The unusual structure formed in the nascent strand during DNA replication is usually recognized and removed by MMR proteins. Generally, MMR proteins make use of the local weakening due to mismatch/misalignment to locate the unusual structure.26 As there is a conserved binding site in MMR proteins for the phosphate of unpaired or mismatched nucleotides,2730 it is expected that local structural changes of the mismatch/misalignment site will affect the recognition by MMR proteins, thus providing a possible pathway for MMR escape. In this study, our results reveal that in a long tract of TTTA repeats, the mini-loop resulting from competing MDBs has a tendency to shift from the 5′- to 3′-direction at 25 °C because there is a sequential unfolding of the 3′- and 5′-loops in TTTA MDB. We believe the translational movement of the mini-loop along the repeat tract will provide a more efficient MMR escape pathway than that resulting from local structural changes. At lower temperatures, shifting of the mini-loop can happen in both the 5′- and 3′-directions due to slower exchange in competing MDBs. This bi-directional movement will further enhance the ability of the mini-loop to escape from MMR.

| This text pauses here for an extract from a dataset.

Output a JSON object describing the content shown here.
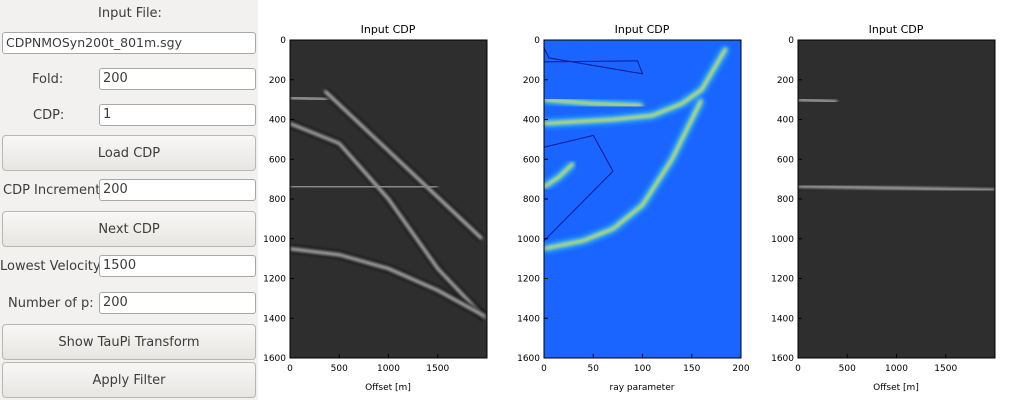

In CCTG MDB, there is no sequential unfolding of the 3′- and 5′-loops because the two minor groove residues do not stack with each other. Instead, they align in the same plane and form a mispair.15 As a consequence, the mini-loop resulting from competing CCTG MDBs can shift in both the 5′- and 3′-directions. In the long and uninterrupted CCTG repeat tract of DM2 patients, intrinsically, the mini-loop formed in the nascent CCTG strand has an equal chance to shift towards the 5′- and 3′-directions. During DNA replication, the local environment of the nascent strand will keep changing due to changes in torsional stress resulting from supercoiling induced by replication activities such as the approaching and departure of different proteins.31 Therefore, the shifting direction of the mini-loop will also be affected, making the mini-loop shift in an unpredictable direction along the CCTG repeat tract and thus enhancing the capability of the mini-loop to escape from MMR (Figure 5a). In normal individuals, intron 1 of the CNBP gene contains only a short CCTG repeat tract that is interrupted by A/G/TCTG motifs. As a consequence, the effect of bi-directional shifting of mini-loop will be limited and thereby the mini-loop can be recognized and removed by MMR more efficiently (Figure 5b).

Figure 5
figure 5

(a) In the uninterrupted CCTG repeat tract of DM2 patients, the mini-loop can shift in both directions, resulting in a more efficient escape from MMR. (b) In normal individuals, the presence of interrupting motifs in the CCTG repeat tract hinders the shifting of mini-loop. Thereby, the mini-loop can be recognized and removed more efficiently by MMR proteins.